Für den Berater die Lösung (Königsweg, vgl. Rdn 205 ff.) vorweg:
Erteilung einer umfassenden, sofort wirksamen und dem Bevollmächtigten auch sofort ausgehändigten Vollmacht, und zwar vom Notar beurkundet, wegen der amtlichen Prüfung der Geschäftsfähigkeit (siehe dazu § 7 Rdn 11 ff.) und wegen der Möglichkeit – im Falle des Verlustes bei entsprechender Anweisung – ohne Einschränkungen jederzeit weitere Ausfertigungen der Vollmacht zu erhalten (siehe dazu § 7 Rdn 31 ff.).
Rz. 187
Die Vorsorgevollmacht wird in der Regel dem Bevollmächtigten gegenüber erteilt (sog. Innenvollmacht, § 167 Abs. 1 Alt. 1 BGB). Wenn für das Wirksamwerden kein bestimmter Zeitpunkt bzw. kein bestimmtes Ereignis ausdrücklich festgelegt ist und auch im Wege der Auslegung nicht ausgemacht werden kann (Befristung oder Bedingung), dann wird die Vollmacht mit ihrer Erteilung – sofort – wirksam. Von der Frage der Wirksamkeit – des Starts der Vollmacht – zu unterscheiden ist die wichtige, aber für die Wirksamkeit der Vollmacht ohne besondere Regelung nicht entscheidende Frage, wann und wie sich der Vollmachtgeber im Rechtsverkehr legitimieren kann bzw. die Bevollmächtigung so nachweisen kann, dass sie akzeptiert wird bzw. zu akzeptieren ist (zum Gebrauch der Vollmacht insbes. gegenüber dem Grundbuchamt und gegenüber Banken siehe § 17. Grundsätzlich bedarf die Vollmacht keiner besonderen Form; sie bedarf grundsätzlich nicht der Form, welche für das Rechtsgeschäft bestimmt ist, auf das sich die Vollmacht bezieht (§ 167 Abs. 2 BGB; wichtige Ausnahmen im materiellen Recht: z.B. § 1943 Abs. 3 BGB und § 2 Abs. 2 GmbHG, im Verfahrensrecht: Grundbuch § 29 GBO, Handelsregister § 12 HGB; siehe zu Formvorschriften § 6). Der Rechtsverkehr darf auf die Bevollmächtigung vertrauen, wenn der Vollmachtgeber eine Vollmachtsurkunde (das Original bzw. bei der beurkundeten Vollmacht eine Ausfertigung, siehe zur Ausfertigung von Vollmachten § 7 Rdn 31 ff.) dem Bevollmächtigten ausgehändigt hat und der Bevollmächtigte diese dem Dritten (dem Vertragspartner) vorlegt (§ 172 Abs. 1 BGB), und zwar bis die Vollmachtsurkunde dem Vollmachtgeber zurückgegeben oder für kraftlos erklärt wird (siehe zum Letzteren § 15).
Rz. 188
Hinweis: Besitz der Vollmachtsurkunde als Wirksamkeitsvoraussetzung ("erlaubte/sinnvolle" Bedingung)

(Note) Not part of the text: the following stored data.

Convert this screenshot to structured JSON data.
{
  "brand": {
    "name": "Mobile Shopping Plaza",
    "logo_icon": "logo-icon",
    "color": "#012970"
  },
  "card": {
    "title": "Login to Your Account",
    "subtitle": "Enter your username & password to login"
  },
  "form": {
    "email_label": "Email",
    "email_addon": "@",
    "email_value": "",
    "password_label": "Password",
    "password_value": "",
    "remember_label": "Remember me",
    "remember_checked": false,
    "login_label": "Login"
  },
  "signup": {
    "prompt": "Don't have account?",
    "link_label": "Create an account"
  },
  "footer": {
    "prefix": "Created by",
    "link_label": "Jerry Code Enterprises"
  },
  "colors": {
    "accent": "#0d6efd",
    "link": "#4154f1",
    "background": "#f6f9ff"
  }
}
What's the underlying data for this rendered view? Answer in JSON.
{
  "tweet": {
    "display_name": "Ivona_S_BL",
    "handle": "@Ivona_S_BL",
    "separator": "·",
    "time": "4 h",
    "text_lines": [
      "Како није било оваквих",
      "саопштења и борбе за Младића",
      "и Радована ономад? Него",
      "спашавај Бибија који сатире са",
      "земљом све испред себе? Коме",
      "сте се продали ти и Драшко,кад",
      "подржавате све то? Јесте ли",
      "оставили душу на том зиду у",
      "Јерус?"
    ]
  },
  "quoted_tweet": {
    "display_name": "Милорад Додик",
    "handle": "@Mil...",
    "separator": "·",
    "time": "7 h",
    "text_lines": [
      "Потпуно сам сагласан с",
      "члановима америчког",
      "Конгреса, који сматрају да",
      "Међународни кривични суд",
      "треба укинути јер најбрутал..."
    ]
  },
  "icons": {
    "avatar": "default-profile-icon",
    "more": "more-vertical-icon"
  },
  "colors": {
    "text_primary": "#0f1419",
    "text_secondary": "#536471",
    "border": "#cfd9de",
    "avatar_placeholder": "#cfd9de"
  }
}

Es dürfte i.d.R. angezeigt sein ("erlaubte" Bedingung), das Wirksamwerden der Vollmacht (ausdrücklich) davon abhängig zu machen, dass der Bevollmächtigte im Besitz der (Original-)Vollmachtsurkunde bzw. bei der beurkundeten Vollmacht im Besitz einer ihm – auf seinen Namen – erteilten Ausfertigung der Vollmacht ist (siehe die Regelung in § 1 Abs. 4 im Grundmuster I und II, Rdn 8 und Rdn 9; Renner/Braun sprechen insoweit von einem "technischen Trick", den Gleichlauf von materiellem und formellem Recht herzustellen). Alternativ kann strenger nicht nur auf den Besitz abgestellt werden, sondern auf die Vorlage des Originals bzw. der Ausfertigung, was aber den Gebrauch der Vollmacht einschränkt. Wird auf den Besitz abgestellt, fehlt es zwar an der Rechtsscheinhaftung (§ 172 BGB) und es können sich Nachweisprobleme ergeben (siehe nachstehenden Hinweis); wird aber weitergehend auf die Vorlage abgestellt, ist die Vollmacht ohne ihre Vorlage – im Außenverhältnis – nicht wirksam.
Ohne eine solche "Einschränkung" wäre die Vollmacht ggf. sofort wirksam erteilt. Etwas anderes dürfte m.E. allerdings dann gelten, wenn die Vollmacht mit verzögerter Aushändigung erteilt wird (siehe dazu Lösung 2, Rdn 196 ff. und Lösung 3 Rdn 205 ff.), selbst dann, wenn es ausdrücklich heißt, dass die Vollmacht sofort wirksam wird (Auslegungsfrage).
Hinweis: Vergessenes Original/vergessene Ausfertigung
Da die Vollmacht bei Vornahme des Rechtsgeschäfts wirksam erteilt sein muss (und für § 172 Abs. 2 BGB dem Bevollmächtigten ausgehändigt und dem Vertragspartner vorgelegt werden muss), kann es abgesehen vom Risiko des Vertragspartners Probleme beim Grundbuchvollzug bereiten, wenn der Bevollmächtigte bspw. bei Beurkundung eines Grundstückskaufvertrages nur eine beglaubigte Abschrift/Ablichtung der Vollmacht vorlegt. Das passiert in der Praxis gar nicht so selten; für den Laien sieht auch die beglaubigte Abschrif...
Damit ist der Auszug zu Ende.